When anti-Taliban forces surged into Kabul in November 2001, amid scenes of wild rejoicing, Bush and Blair were perceived as having done something that was not merely right, but had also worked.

The first months of 2002, five years into Blair’s premiership, marked the high point of his standing on the international stage, and of the success of his assertive use of British forces abroad.

That spring, however, the seeds of disaster were sown. George Bush had always regarded Afghanistan as a side-issue: the real target was Iraq.

He believed that toppling Saddam Hussein’s dictatorship would change the balance of power in the Middle East in favour of the U.S., and even facilitate a peace settlement between Israel and Palestine.

The most disastrous error of Tony Blair’s premiership was made in the early summer of 2002, when he gave Bush private assurances that Britain would support the U.S. in toppling Saddam. This was the ultimate expression of Blair’s hubris. He had almost unlimited faith in his own judgment.

Many people in the Foreign Office and the Army had doubts about the wisdom of invading Iraq. But Blair’s self-belief was at its zenith. He ignored the doubters, confident his courage would be rewarded.

It is unnecessary to rehearse the story of the events leading up to the 2003 invasion of Iraq, nor of the reckless steps taken by Blair to justify joining it. A backbench rebellion mustered 121 Labour MPs who refused to support military action in Iraq. Robin Cook and Clare Short resigned from the Government, and a million people demonstrated against the war in London.

By this stage, even Blair had become deeply uncomfortable about his role in support of Bush. His own advisers warned him the Americans had no idea how to run Iraq once Baghdad had fallen.

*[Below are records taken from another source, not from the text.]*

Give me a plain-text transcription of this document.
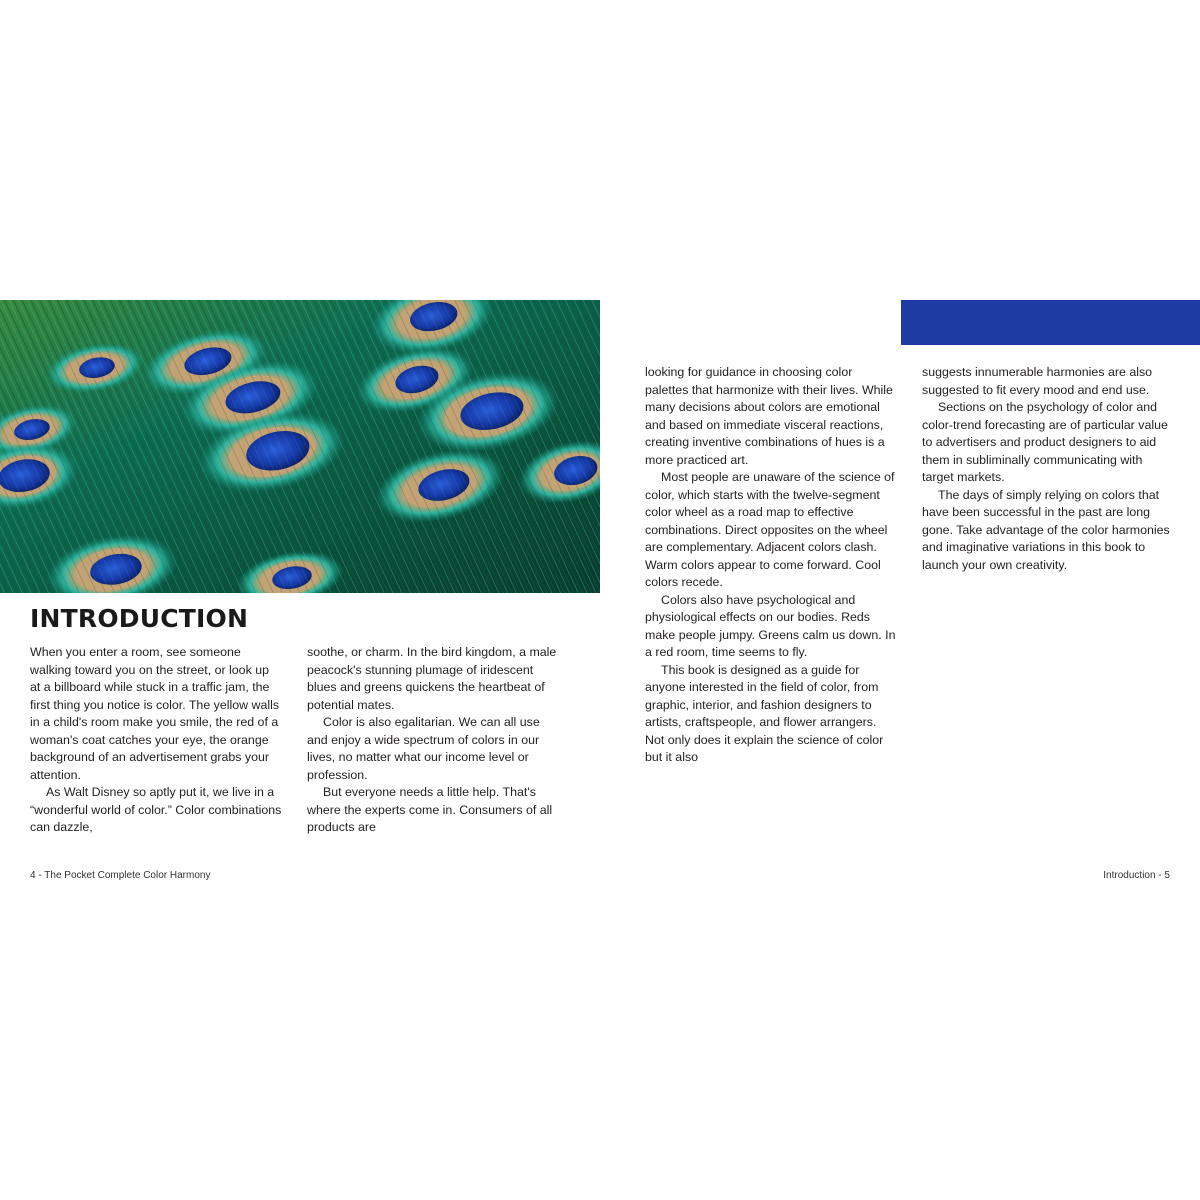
INTRODUCTION

When you enter a room, see someone walking toward you on the street, or look up at a billboard while stuck in a traffic jam, the first thing you notice is color. The yellow walls in a child's room make you smile, the red of a woman's coat catches your eye, the orange background of an advertisement grabs your attention.

As Walt Disney so aptly put it, we live in a “wonderful world of color.” Color combinations can dazzle,

soothe, or charm. In the bird kingdom, a male peacock's stunning plumage of iridescent blues and greens quickens the heartbeat of potential mates.

Color is also egalitarian. We can all use and enjoy a wide spectrum of colors in our lives, no matter what our income level or profession.

But everyone needs a little help. That's where the experts come in. Consumers of all products are

looking for guidance in choosing color palettes that harmonize with their lives. While many decisions about colors are emotional and based on immediate visceral reactions, creating inventive combinations of hues is a more practiced art.

Most people are unaware of the science of color, which starts with the twelve-segment color wheel as a road map to effective combinations. Direct opposites on the wheel are complementary. Adjacent colors clash. Warm colors appear to come forward. Cool colors recede.

Colors also have psychological and physiological effects on our bodies. Reds make people jumpy. Greens calm us down. In a red room, time seems to fly.

This book is designed as a guide for anyone interested in the field of color, from graphic, interior, and fashion designers to artists, craftspeople, and flower arrangers. Not only does it explain the science of color but it also

suggests innumerable harmonies are also suggested to fit every mood and end use.

Sections on the psychology of color and color-trend forecasting are of particular value to advertisers and product designers to aid them in subliminally communicating with target markets.

The days of simply relying on colors that have been successful in the past are long gone. Take advantage of the color harmonies and imaginative variations in this book to launch your own creativity.

4 - The Pocket Complete Color Harmony	Introduction - 5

But, though the U.S. President offered Blair an escape route from the invasion when Washington perceived the strength of British political dissent, Blair did not take it. His profound moral conceit convinced him that courage in pursuit of a virtuous course – the toppling of Saddam – would be rewarded.

It was not, of course. Initial success in toppling Saddam Hussein’s regime was followed by the catastrophe of the bungled occupation. As all but Bush and Blair recognise, there is now no possibility British and U.S. troops will be able to leave Iraq in a stable condition.

Worse, in Afghanistan where they thought they had achieved success, the elected government of President Khazai is struggling for survival. British and American troops are striving to prevent Afghans from once more falling prey to the Taliban, Al Qaeda, the warlords and opium barons, and indeed anarchy.

As Tony Blair prepares to leave office, British troops are committed to waging two major wars, one of which is certainly unwinnable and the other which may also be.

The British Army, which Blair claims to love and respect, has been so starved of resources that it is today stretched by foreign commitments almost to breaking-point.

Blair’s early successes in Kosovo and Sierra Leone imbued him with a confidence in his own powers which, allied to his moral commitment to doing good deeds, has ended in disillusionment and the loss of hundreds of British lives.

The consequences of Blair’s hubris, his ill-judged extravagance with Britain’s armed forces, will be with us for many years to come.

He has inflicted upon Britain a greater foreign policy disaster than Suez in 1956. For all his other claims, Iraq will be the foremost legacy of his premiership.